"Mãe, não trate a mana desse jeito..." Katia se aninhou nos braços de Adriana, aconselhando com voz suave.
Adriana olhou para a filha biológica, sentindo-se amarga e cheia de pena.
"Não precisa defendê-la, Katia. Eu criei essa menina por mais de dez anos, nunca deixei faltar nada em questão de dinheiro, mas agora ela precisa aprender a ser independente."
Depois, voltou-se para Jessica: "Vá arrumando suas coisas, vou chamar o motorista para te levar para o interior."
Quanto ao dote e presentes de casamento, Adriana nem pensou nisso. Afinal, sua intenção era mandar Jessica para o interior para experimentar dias difíceis.
Katia, ainda colada ao colo de Adriana, lançou um olhar de triunfo para Jessica.
No entanto, Jessica colocou a mochila nas costas e disse com tranquilidade: "Já arrumei tudo. Só vou levar alguns livros e o álbum de recordações que ganhei de uma amiga. O resto, não vou levar nada. E quanto ao motorista, não precisa, eu sei me virar sozinha."
Dizendo isso, Jessica saiu pela porta, sem olhar para trás, na frente das duas.
Adriana, ao ver a atitude dela, quase explodiu de raiva: "Ah é? Então não venha chorando depois!"
Jessica, porém, sorriu de leve, com uma confiança tranquila nos lábios: "Pode ficar tranquila, esse dia nunca vai chegar."
Ao sair da Família Ramos, teria uma vida muito melhor...
Adriana resmungou: "Que menina teimosa."
João, com um ar falsamente preocupado, disse: "Mãe, melhor mandar o carro com a mana, o caminho é longo. Se ela for andando, nem vai chegar antes de anoitecer."
Na verdade, ela temia que Jessica fugisse pelo caminho e não fosse para a casa de Yago.
Adriana pensou um pouco, acariciando o rosto da filha: "Está bem, faço o que Katia pediu."
Mandar o motorista era bom, assim evitava que os outros pensassem que a Família Ramos era tão mesquinha que nem carro dava para a filha.

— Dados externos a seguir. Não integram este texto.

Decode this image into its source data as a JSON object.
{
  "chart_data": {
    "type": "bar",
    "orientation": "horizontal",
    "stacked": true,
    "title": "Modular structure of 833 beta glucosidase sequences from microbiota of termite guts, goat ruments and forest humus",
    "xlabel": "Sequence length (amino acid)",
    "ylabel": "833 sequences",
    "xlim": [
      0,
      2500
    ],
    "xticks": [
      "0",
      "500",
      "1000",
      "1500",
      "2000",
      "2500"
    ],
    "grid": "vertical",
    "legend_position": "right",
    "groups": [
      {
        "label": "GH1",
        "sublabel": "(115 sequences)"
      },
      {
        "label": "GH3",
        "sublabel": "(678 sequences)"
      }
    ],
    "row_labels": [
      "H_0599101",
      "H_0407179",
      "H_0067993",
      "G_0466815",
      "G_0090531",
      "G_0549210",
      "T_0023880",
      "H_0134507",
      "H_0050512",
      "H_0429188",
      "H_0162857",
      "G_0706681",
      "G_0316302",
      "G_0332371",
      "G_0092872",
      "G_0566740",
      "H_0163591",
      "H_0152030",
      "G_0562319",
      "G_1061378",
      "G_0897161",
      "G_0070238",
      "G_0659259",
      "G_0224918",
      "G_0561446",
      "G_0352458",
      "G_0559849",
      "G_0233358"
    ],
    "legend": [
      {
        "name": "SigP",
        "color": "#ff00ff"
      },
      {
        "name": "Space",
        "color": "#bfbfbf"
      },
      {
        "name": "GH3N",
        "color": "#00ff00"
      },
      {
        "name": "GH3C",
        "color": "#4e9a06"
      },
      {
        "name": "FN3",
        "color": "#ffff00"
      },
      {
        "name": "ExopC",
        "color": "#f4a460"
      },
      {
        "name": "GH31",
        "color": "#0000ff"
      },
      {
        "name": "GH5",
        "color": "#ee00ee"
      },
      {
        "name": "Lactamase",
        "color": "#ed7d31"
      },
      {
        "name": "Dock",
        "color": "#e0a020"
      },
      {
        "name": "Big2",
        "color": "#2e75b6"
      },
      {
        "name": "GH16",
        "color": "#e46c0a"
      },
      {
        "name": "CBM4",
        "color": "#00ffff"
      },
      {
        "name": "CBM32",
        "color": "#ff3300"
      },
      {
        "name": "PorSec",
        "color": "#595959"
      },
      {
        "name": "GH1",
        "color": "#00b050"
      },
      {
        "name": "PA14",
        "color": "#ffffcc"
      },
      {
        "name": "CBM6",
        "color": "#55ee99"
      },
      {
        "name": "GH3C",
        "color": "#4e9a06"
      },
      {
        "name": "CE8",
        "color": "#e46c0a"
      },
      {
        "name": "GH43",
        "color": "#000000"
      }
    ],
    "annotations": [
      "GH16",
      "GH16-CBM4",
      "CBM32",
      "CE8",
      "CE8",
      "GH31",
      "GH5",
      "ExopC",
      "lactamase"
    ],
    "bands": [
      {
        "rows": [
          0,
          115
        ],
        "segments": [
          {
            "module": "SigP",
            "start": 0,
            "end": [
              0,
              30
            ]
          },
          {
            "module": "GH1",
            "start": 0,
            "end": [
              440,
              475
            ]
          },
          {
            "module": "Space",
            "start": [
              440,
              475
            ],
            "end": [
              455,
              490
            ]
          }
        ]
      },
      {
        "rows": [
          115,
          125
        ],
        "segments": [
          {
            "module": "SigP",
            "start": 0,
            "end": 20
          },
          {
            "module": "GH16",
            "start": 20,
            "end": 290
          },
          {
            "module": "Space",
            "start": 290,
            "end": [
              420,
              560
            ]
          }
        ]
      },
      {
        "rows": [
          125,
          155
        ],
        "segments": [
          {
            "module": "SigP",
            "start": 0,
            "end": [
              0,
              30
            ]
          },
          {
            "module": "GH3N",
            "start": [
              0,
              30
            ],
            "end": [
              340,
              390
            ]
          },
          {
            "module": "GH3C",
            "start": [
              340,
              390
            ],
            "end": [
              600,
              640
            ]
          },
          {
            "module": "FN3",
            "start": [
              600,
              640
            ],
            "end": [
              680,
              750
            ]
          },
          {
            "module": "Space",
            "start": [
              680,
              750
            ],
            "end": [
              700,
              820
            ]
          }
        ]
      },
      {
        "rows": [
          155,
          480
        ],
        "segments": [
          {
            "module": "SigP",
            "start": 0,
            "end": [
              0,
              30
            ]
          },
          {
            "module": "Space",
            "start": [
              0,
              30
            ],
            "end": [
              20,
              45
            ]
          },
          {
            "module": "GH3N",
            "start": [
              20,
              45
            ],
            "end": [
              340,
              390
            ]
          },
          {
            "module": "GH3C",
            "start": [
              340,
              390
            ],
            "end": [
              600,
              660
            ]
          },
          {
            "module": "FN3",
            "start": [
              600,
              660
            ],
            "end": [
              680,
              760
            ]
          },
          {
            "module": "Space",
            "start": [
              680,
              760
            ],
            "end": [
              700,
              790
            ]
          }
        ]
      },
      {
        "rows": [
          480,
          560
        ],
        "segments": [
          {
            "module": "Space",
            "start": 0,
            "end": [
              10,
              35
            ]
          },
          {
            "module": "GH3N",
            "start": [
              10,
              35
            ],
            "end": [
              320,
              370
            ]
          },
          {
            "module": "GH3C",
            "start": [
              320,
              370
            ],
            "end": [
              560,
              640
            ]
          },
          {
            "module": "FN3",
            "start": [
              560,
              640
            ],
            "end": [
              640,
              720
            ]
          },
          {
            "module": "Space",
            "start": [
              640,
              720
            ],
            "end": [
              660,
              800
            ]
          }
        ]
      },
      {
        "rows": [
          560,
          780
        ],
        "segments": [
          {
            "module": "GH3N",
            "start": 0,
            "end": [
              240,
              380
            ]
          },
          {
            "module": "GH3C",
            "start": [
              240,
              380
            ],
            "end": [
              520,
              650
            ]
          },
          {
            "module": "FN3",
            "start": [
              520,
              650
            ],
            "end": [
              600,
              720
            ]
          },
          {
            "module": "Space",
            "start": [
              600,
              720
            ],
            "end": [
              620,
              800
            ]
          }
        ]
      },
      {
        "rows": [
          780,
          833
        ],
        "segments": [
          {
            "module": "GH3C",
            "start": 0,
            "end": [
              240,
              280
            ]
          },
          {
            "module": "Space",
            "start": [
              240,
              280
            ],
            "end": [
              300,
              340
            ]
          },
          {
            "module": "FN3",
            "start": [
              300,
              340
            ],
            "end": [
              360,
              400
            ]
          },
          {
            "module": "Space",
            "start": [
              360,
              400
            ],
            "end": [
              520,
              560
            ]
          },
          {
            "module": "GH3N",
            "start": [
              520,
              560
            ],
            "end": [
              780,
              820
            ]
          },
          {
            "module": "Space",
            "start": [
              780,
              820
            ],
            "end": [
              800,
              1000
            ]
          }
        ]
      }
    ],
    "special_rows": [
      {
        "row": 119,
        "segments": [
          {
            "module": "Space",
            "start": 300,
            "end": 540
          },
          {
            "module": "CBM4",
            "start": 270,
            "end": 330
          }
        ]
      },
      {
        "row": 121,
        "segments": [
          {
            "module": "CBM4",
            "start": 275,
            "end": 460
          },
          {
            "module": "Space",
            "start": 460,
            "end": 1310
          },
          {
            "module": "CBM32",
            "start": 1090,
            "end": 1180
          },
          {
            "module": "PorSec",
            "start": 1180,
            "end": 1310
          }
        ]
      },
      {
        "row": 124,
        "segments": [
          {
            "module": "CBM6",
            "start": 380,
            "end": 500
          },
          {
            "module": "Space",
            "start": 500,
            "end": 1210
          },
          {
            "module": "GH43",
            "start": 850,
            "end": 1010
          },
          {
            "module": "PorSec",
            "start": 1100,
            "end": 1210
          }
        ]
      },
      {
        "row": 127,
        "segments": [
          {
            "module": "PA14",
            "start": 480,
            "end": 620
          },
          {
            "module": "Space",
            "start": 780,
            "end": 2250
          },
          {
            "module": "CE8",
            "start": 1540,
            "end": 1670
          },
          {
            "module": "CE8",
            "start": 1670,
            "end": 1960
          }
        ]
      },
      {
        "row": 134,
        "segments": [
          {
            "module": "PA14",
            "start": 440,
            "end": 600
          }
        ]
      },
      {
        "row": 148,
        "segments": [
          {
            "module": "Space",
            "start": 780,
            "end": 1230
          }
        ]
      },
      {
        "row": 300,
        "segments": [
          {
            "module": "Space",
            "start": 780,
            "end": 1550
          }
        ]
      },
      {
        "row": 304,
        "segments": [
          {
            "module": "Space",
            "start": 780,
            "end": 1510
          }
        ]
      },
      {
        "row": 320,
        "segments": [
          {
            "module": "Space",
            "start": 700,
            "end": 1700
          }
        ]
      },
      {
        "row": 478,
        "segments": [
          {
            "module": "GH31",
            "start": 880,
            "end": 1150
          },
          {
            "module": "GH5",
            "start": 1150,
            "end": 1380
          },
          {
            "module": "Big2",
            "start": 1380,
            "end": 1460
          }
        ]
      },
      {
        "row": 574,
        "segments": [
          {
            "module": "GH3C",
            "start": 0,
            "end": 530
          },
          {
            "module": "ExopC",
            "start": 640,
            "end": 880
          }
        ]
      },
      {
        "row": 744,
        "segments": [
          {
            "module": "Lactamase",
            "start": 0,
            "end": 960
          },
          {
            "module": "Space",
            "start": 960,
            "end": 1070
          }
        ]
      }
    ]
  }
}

Afinal, a Família Ramos era conhecida na cidade, e a aparência precisava ser mantida.
Jessica, ao descer, cruzou com Matheus.
Matheus, ao vê-la pronta para sair, não tentou impedir, e falou friamente: "Fazemos isso para o seu bem. Depois do escândalo, com filho na barriga, ficar aqui só iria manchar o nome da Família Ramos."
Matheus sempre foi vaidoso, dava valor ao nome e ao status. Para ele, a reputação da Família Ramos era muito mais importante do que uma filha adotiva criada por dezenove anos.
Por isso, Jessica precisava ser mandada embora, para um lugar onde ninguém a conhecesse.
Se ela realmente não guardasse ressentimento, isso o tranquilizava.
Adriana desceu logo em seguida: "Já está tarde, melhor não ir a pé, vou pedir para o motorista te levar."
O carro do motorista já estava esperando na porta.
Jessica sabia que só queriam vigiá-la, então não disse nada, apenas entrou no carro.
Katia, ao ver Jessica embarcando, finalmente se sentiu aliviada.
Depois de tanto esforço, finalmente conseguiu expulsá-la.
Ubaldo, que era motorista da Família Ramos há vinte anos e viu Jessica crescer, não conseguiu esconder a preocupação: "Senhorita, a vida no interior é dura, você tem certeza que quer ir?"
Jessica sorriu de leve: "Claro que não."
Ela jamais obedeceria os Ramos e iria docilmente para o interior.
A Família Ramos, agora que tinha sua filha biológica de volta, não queria mais perder tempo procurando pelos pais verdadeiros de Jessica.